When async operations depend on each other, callbacks nest:

getUser(userId, (err, user) => {
  if (err) return handleError(err);

  getOrders(user.id, (err, orders) => {
    if (err) return handleError(err);

    getOrderDetails(orders[0].id, (err, details) => {
      if (err) return handleError(err);

      getProduct(details.productId, (err, product) => {
        if (err) return handleError(err);

        console.log(product);
      });
    });
  });
});

This is “callback hell” — deeply nested code that is hard to read, hard to debug, and hard to refactor. Each async step adds another level of indentation.

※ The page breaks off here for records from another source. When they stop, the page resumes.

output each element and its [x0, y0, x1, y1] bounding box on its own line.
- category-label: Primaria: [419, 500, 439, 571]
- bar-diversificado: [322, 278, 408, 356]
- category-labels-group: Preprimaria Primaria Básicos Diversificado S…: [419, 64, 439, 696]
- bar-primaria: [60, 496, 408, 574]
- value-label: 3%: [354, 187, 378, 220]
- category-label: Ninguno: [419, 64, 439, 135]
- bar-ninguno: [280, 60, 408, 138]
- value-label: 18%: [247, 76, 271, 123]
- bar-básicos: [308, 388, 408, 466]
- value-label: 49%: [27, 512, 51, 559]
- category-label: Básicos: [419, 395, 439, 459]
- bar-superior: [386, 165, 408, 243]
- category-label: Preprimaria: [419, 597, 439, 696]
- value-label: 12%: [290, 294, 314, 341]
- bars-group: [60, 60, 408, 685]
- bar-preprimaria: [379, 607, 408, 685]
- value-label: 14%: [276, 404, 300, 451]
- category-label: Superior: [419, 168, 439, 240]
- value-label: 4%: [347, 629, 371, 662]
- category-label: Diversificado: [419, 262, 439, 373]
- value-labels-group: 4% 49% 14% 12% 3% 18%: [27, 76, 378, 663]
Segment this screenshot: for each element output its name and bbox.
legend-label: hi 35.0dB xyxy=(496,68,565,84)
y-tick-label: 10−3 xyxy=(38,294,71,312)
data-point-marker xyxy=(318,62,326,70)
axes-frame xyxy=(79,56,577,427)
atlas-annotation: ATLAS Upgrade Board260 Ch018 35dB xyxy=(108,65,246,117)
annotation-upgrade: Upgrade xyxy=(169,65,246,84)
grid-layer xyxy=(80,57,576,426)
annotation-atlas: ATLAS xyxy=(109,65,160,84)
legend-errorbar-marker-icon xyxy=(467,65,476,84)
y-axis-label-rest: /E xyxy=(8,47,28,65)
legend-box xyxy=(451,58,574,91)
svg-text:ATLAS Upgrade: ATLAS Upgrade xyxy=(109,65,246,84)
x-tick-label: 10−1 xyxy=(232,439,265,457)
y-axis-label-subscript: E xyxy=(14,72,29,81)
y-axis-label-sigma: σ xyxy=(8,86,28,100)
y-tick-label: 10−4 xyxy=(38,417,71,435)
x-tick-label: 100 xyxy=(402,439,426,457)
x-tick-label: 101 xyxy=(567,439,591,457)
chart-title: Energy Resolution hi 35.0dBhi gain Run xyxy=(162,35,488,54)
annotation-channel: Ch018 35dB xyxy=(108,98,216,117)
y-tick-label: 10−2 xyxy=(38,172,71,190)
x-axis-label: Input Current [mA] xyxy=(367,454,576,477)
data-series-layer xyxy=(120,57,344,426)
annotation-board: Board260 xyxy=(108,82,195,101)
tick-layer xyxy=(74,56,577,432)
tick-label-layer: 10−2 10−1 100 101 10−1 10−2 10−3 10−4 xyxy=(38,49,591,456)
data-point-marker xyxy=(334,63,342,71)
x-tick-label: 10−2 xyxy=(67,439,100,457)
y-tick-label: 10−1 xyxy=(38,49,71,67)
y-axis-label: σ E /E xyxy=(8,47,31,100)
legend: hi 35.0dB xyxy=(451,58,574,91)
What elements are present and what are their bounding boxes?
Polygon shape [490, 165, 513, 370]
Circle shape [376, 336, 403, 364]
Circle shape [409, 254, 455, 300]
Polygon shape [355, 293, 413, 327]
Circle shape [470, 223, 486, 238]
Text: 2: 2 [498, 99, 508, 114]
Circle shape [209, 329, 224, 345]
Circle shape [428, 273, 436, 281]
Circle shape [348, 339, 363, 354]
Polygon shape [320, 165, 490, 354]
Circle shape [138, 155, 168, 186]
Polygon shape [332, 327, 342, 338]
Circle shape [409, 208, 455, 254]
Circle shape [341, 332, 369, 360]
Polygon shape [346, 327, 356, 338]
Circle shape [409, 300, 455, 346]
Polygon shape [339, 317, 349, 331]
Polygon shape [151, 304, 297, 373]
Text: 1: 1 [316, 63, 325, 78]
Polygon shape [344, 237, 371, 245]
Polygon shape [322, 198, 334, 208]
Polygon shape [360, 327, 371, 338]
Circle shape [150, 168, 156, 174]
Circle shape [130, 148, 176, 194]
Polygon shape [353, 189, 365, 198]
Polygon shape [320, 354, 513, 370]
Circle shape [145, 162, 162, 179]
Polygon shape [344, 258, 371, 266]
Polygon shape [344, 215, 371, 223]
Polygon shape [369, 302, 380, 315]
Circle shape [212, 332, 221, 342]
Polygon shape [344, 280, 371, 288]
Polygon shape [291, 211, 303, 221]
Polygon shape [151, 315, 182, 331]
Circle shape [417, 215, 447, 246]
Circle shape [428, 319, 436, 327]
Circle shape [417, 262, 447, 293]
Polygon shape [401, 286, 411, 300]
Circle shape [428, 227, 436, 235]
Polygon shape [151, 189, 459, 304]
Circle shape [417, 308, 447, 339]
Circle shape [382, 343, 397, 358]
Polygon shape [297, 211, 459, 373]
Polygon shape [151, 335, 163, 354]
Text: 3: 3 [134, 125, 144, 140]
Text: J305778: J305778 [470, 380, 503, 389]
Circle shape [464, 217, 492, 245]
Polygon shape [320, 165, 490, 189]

Error handling is also repetitive — every callback needs its own error check.

Avoiding callback hell

Extract named functions

Move nested callbacks to the top level:

function handleProduct(err, product) {
  if (err) return handleError(err);
  console.log(product);
}

function handleDetails(err, details) {
  if (err) return handleError(err);
  getProduct(details.productId, handleProduct);
}

function handleOrders(err, orders) {
  if (err) return handleError(err);
  getOrderDetails(orders[0].id, handleDetails);
}

function handleUser(err, user) {
  if (err) return handleError(err);
  getOrders(user.id, handleOrders);
}

getUser(userId, handleUser);

The logic is the same but the code is flat and readable. The downside is that the functions are now scattered and harder to follow top to bottom.

Promises replace nesting

Promises (covered in the next lesson) flatten this pattern into a chain:

getUserAsync(userId)
  .then((user) => getOrdersAsync(user.id))
  .then((orders) => getOrderDetailsAsync(orders[0].id))
  .then((details) => getProductAsync(details.productId))
  .then((product) => console.log(product))
  .catch(handleError);

One .catch() at the end handles errors from any step.

Where callbacks still appear

Callbacks are not dead. They appear in:

  • DOM event listeners (addEventListener is a callback pattern)
  • setTimeout and setInterval
  • Node.js file system APIs (fs.readFile, fs.writeFile)
  • Third-party libraries that predate promises
button.addEventListener("click", (event) => {
  console.log("Button clicked");
});

This is a callback but not “callback hell” — the callback is a single level, not nested inside other async operations.

What to carry forward

  • a callback is a function called when an async operation completes
  • the error-first pattern passes (err, result) to every callback
  • callback hell is nested callbacks depending on each other — hard to read and maintain
  • extract named functions to flatten nested callbacks
  • promises and async/await replaced the callback pattern for complex async flows
  • callbacks are still used for event handlers, timers, and some Node.js APIs

Callbacks were the original async pattern. Promises improved on them, covered in the next lesson.